Part of the data was presented in abstract form at the 56th Annual Scientific Session of the American College of Cardiology, March 24–27, 2007, New Orleans, Louisiana.
Predictors of Mortality in Home-Dwelling Patients with Cardiovascular Disease Aged 75 and Older
Version of Record online: 6 JAN 2009
© 2009, Copyright the Authors. Journal compilation © 2009, The American Geriatrics Society
Journal of the American Geriatrics Society
Volume 57, Issue 2, pages 279–284, February 2009
How to Cite
Strandberg, T. E., Pitkala, K. H. and Tilvis, R. S. (2009), Predictors of Mortality in Home-Dwelling Patients with Cardiovascular Disease Aged 75 and Older.
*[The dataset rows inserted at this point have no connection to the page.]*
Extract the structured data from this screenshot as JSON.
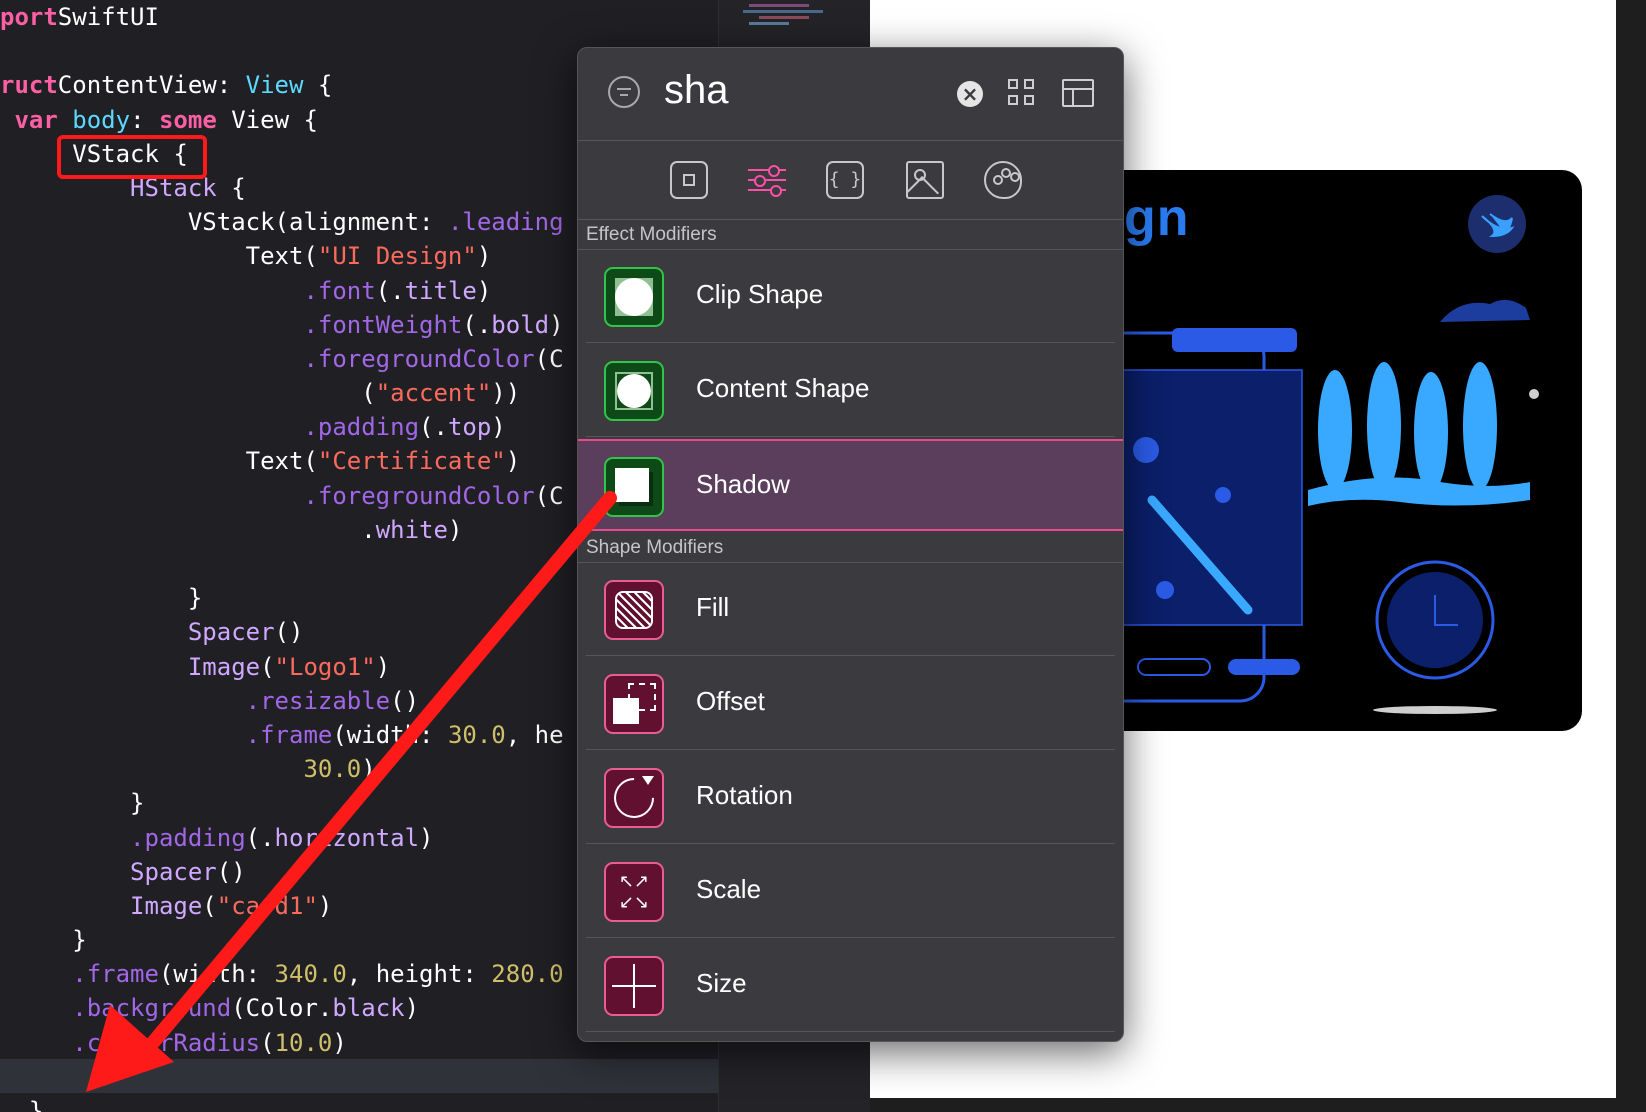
{
  "editor": {
    "lines": [
      [
        [
          "kw",
          "port"
        ],
        [
          "",
          "SwiftUI"
        ]
      ],
      [],
      [
        [
          "kw",
          "ruct"
        ],
        [
          "",
          "ContentView: "
        ],
        [
          "ty",
          "View"
        ],
        [
          "",
          " {"
        ]
      ],
      [
        [
          "",
          " "
        ],
        [
          "kw",
          "var"
        ],
        [
          "",
          " "
        ],
        [
          "ty",
          "body"
        ],
        [
          "",
          ": "
        ],
        [
          "kw",
          "some"
        ],
        [
          "",
          " View {"
        ]
      ],
      [
        [
          "",
          "     VStack {"
        ]
      ],
      [
        [
          "",
          "         "
        ],
        [
          "pr",
          "HStack"
        ],
        [
          "",
          " {"
        ]
      ],
      [
        [
          "",
          "             VStack(alignment: "
        ],
        [
          "fn",
          ".leading"
        ]
      ],
      [
        [
          "",
          "                 Text("
        ],
        [
          "st",
          "\"UI Design\""
        ],
        [
          "",
          ")"
        ]
      ],
      [
        [
          "",
          "                     "
        ],
        [
          "fn",
          ".font"
        ],
        [
          "",
          "(."
        ],
        [
          "pr",
          "title"
        ],
        [
          "",
          ")"
        ]
      ],
      [
        [
          "",
          "                     "
        ],
        [
          "fn",
          ".fontWeight"
        ],
        [
          "",
          "(."
        ],
        [
          "pr",
          "bold"
        ],
        [
          "",
          ")"
        ]
      ],
      [
        [
          "",
          "                     "
        ],
        [
          "fn",
          ".foregroundColor"
        ],
        [
          "",
          "(C"
        ]
      ],
      [
        [
          "",
          "                         ("
        ],
        [
          "st",
          "\"accent\""
        ],
        [
          "",
          "))"
        ]
      ],
      [
        [
          "",
          "                     "
        ],
        [
          "fn",
          ".padding"
        ],
        [
          "",
          "(."
        ],
        [
          "pr",
          "top"
        ],
        [
          "",
          ")"
        ]
      ],
      [
        [
          "",
          "                 Text("
        ],
        [
          "st",
          "\"Certificate\""
        ],
        [
          "",
          ")"
        ]
      ],
      [
        [
          "",
          "                     "
        ],
        [
          "fn",
          ".foregroundColor"
        ],
        [
          "",
          "(C"
        ]
      ],
      [
        [
          "",
          "                         ."
        ],
        [
          "pr",
          "white"
        ],
        [
          "",
          ")"
        ]
      ],
      [],
      [
        [
          "",
          "             }"
        ]
      ],
      [
        [
          "",
          "             "
        ],
        [
          "pr",
          "Spacer"
        ],
        [
          "",
          "()"
        ]
      ],
      [
        [
          "",
          "             "
        ],
        [
          "pr",
          "Image"
        ],
        [
          "",
          "("
        ],
        [
          "st",
          "\"Logo1\""
        ],
        [
          "",
          ")"
        ]
      ],
      [
        [
          "",
          "                 "
        ],
        [
          "fn",
          ".resizable"
        ],
        [
          "",
          "()"
        ]
      ],
      [
        [
          "",
          "                 "
        ],
        [
          "fn",
          ".frame"
        ],
        [
          "",
          "(width: "
        ],
        [
          "nm",
          "30.0"
        ],
        [
          "",
          ", he"
        ]
      ],
      [
        [
          "",
          "                     "
        ],
        [
          "nm",
          "30.0"
        ],
        [
          "",
          ")"
        ]
      ],
      [
        [
          "",
          "         }"
        ]
      ],
      [
        [
          "",
          "         "
        ],
        [
          "fn",
          ".padding"
        ],
        [
          "",
          "(."
        ],
        [
          "pr",
          "horizontal"
        ],
        [
          "",
          ")"
        ]
      ],
      [
        [
          "",
          "         "
        ],
        [
          "pr",
          "Spacer"
        ],
        [
          "",
          "()"
        ]
      ],
      [
        [
          "",
          "         "
        ],
        [
          "pr",
          "Image"
        ],
        [
          "",
          "("
        ],
        [
          "st",
          "\"card1\""
        ],
        [
          "",
          ")"
        ]
      ],
      [
        [
          "",
          "     }"
        ]
      ],
      [
        [
          "",
          "     "
        ],
        [
          "fn",
          ".frame"
        ],
        [
          "",
          "(width: "
        ],
        [
          "nm",
          "340.0"
        ],
        [
          "",
          ", height: "
        ],
        [
          "nm",
          "280.0"
        ]
      ],
      [
        [
          "",
          "     "
        ],
        [
          "fn",
          ".background"
        ],
        [
          "",
          "(Color."
        ],
        [
          "pr",
          "black"
        ],
        [
          "",
          ")"
        ]
      ],
      [
        [
          "",
          "     "
        ],
        [
          "fn",
          ".cornerRadius"
        ],
        [
          "",
          "("
        ],
        [
          "nm",
          "10.0"
        ],
        [
          "",
          ")"
        ]
      ],
      [],
      [
        [
          "",
          "  }"
        ]
      ]
    ]
  },
  "preview": {
    "card_title": "gn"
  },
  "popover": {
    "search": {
      "value": "sha"
    },
    "categories": [
      "view-icon",
      "modifiers-icon",
      "code-icon",
      "image-icon",
      "palette-icon"
    ],
    "sections": [
      {
        "title": "Effect Modifiers",
        "items": [
          {
            "label": "Clip Shape",
            "icon": "clip-shape-icon",
            "selected": false
          },
          {
            "label": "Content Shape",
            "icon": "content-shape-icon",
            "selected": false
          },
          {
            "label": "Shadow",
            "icon": "shadow-icon",
            "selected": true
          }
        ]
      },
      {
        "title": "Shape Modifiers",
        "items": [
          {
            "label": "Fill",
            "icon": "fill-icon",
            "selected": false
          },
          {
            "label": "Offset",
            "icon": "offset-icon",
            "selected": false
          },
          {
            "label": "Rotation",
            "icon": "rotation-icon",
            "selected": false
          },
          {
            "label": "Scale",
            "icon": "scale-icon",
            "selected": false
          },
          {
            "label": "Size",
            "icon": "size-icon",
            "selected": false
          }
        ]
      }
    ]
  },
  "colors": {
    "keyword": "#fc5fa3",
    "type": "#5dd8ff",
    "function": "#a167e6",
    "property": "#d0a8ff",
    "string": "#fc6a5d",
    "number": "#d0bf69",
    "annotation": "#ff1a1a",
    "selection": "#e84a8e"
  }
}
Journal of the American Geriatrics Society, 57: 279–284. doi: 10.1111/j.1532-5415.2008.02112.x
- Issue online: 28 JAN 2009
- Version of Record online: 6 JAN 2009
OBJECTIVES: To compare the predictive value of biomarkers commonly measured in older patients with cardiovascular disease (CVD) with an indicator of cognitive function.
DESIGN: Prospective cohort study.
SETTING: Helsinki, Finland.
PARTICIPANTS: Three hundred ninety-eight home-dwelling older persons (261 women, mean age 80) with stable CVD and without a diagnosis of clinical dementia.
MEASUREMENTS: Simple laboratory and clinical measurements (including the Mini Mental State Examination (MMSE, maximum score 30 points) and New York Heart Association (NYHA) classification) were used to predict mortality. A MMSE score between 18 and 24 points was considered to indicate cognitive impairment.
RESULTS: At baseline, median MMSE score was 27 (interquartile range 25–28), with 59 individuals having a score below 24 points. During a mean follow-up of 6.0 years, 129 participants died. In the fully adjusted Cox proportional hazards model, low MMSE score was the strongest predictor of mortality, with a relative hazard of 2.38 (95% confidence interval=1.52–3.74; P<.001). Of the various clinical and laboratory variables, only creatinine, C-reactive protein, and history of congestive heart failure were significant independent predictors, whereas conventional risk factors were not.
CONCLUSION: Only a few clinical variables independently predicted 6-year mortality in older home-living patients with CVD. The strongest predictor was impaired cognitive function assessed using MMSE.